Dealing With Anger

Have you been angry in a situation where you couldn’t express it?

At work, we might be angry at a colleague who repeatedly makes the same error; we might be angry at our friend who forgot to call despite promising to; or we might even be angry with ourselves. In these situations, we might feel like acting on our anger: making an aggressive remark, throwing something or shouting at someone. While this can feel relieving, expressing our anger in such a way can be harmful towards others and even for us, in the long term.

So, how can we do better?

One way is to understand emotions better. Emotions, such as anger, show up in the body as well as in the mind. In How Emotions Are Made, Lisa Feldman argues that we feel emotions when we give meaning to bodily sensations. This means that we experience emotions in our bodies first, rather than our mind. So, if we change our bodily sensations, we could also change the way we’re feeling.
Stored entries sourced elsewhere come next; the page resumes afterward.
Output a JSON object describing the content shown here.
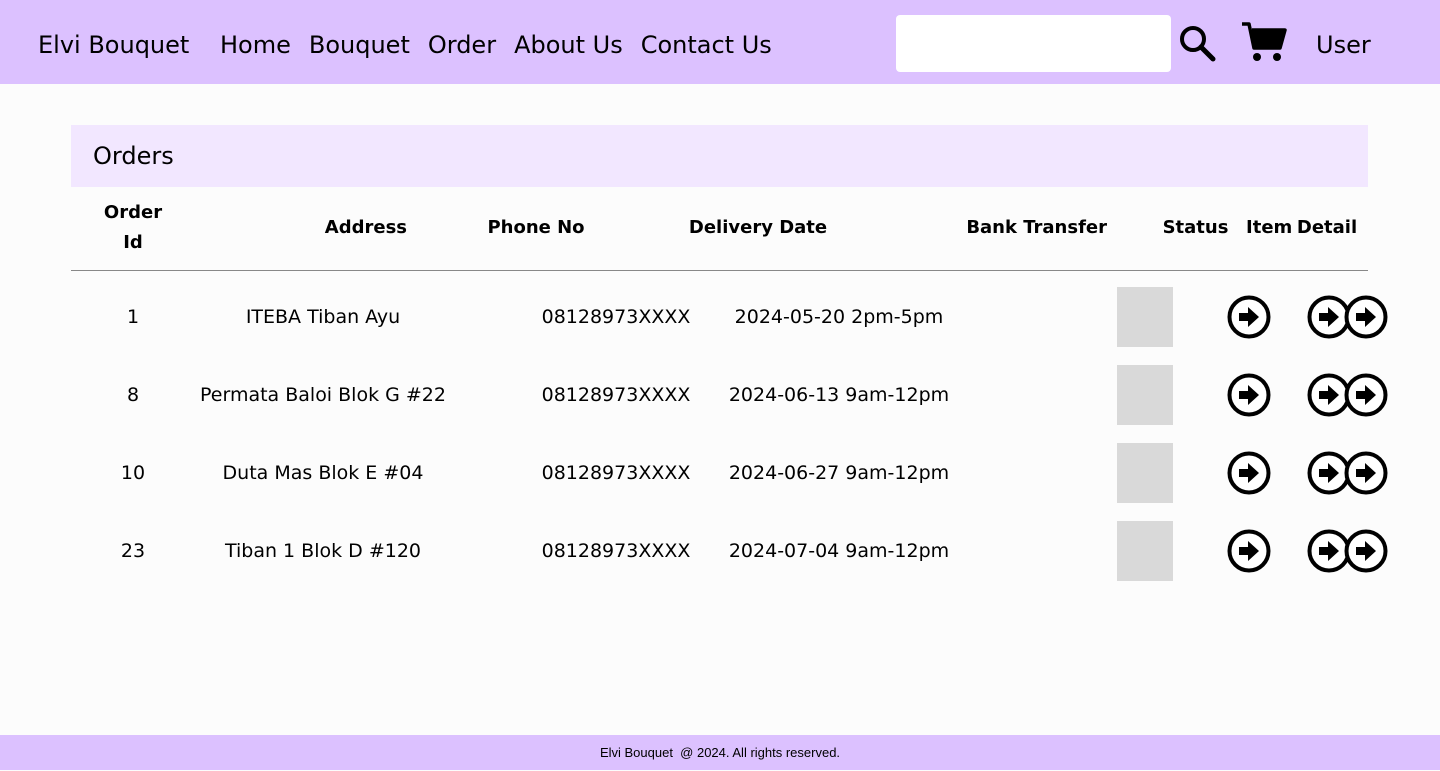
{
  "header": {
    "brand": "Elvi Bouquet",
    "nav": [
      "Home",
      "Bouquet",
      "Order",
      "About Us",
      "Contact Us"
    ],
    "search": {
      "value": "",
      "placeholder": ""
    },
    "search_icon": "search-icon",
    "cart_icon": "cart-icon",
    "user_label": "User"
  },
  "orders": {
    "title": "Orders",
    "columns": {
      "order_id_line1": "Order",
      "order_id_line2": "Id",
      "address": "Address",
      "phone": "Phone No",
      "delivery_date": "Delivery Date",
      "bank_transfer": "Bank Transfer",
      "status": "Status",
      "item": "Item",
      "detail": "Detail"
    },
    "rows": [
      {
        "id": "1",
        "address": "ITEBA Tiban Ayu",
        "phone": "08128973XXXX",
        "delivery": "2024-05-20 2pm-5pm"
      },
      {
        "id": "8",
        "address": "Permata Baloi Blok G #22",
        "phone": "08128973XXXX",
        "delivery": "2024-06-13 9am-12pm"
      },
      {
        "id": "10",
        "address": "Duta Mas Blok E #04",
        "phone": "08128973XXXX",
        "delivery": "2024-06-27 9am-12pm"
      },
      {
        "id": "23",
        "address": "Tiban 1 Blok D #120",
        "phone": "08128973XXXX",
        "delivery": "2024-07-04 9am-12pm"
      }
    ],
    "row_action_icon": "arrow-circle-right-icon",
    "transfer_placeholder_color": "#d9d9d9"
  },
  "colors": {
    "header_bg": "#dcc1ff",
    "panel_header_bg": "#f2e7ff",
    "page_bg": "#fcfcfc"
  },
  "footer": {
    "text": "Elvi Bouquet  @ 2024. All rights reserved."
  }
}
How can we use this information when feeling angry?

When we feel angry, our bodies go through several physiological changes. One of these is that our breathing becomes shallower and quicker. If you find it hard to control your anger, the simplest tool you have which is always available to you is your breath.

Remember A Simple Rule: 4-4-6.
Inhale for 4 seconds, hold for 4 seconds and exhale for 6 seconds.

When our breathing slows down and we exhale for a longer time, our body realizes that we no longer need to prepare to, possibly, hit someone. Deep breathing helps relax our bodies and in turn, changes our physiological state. So when you’re angry again, just remember to breathe deeply.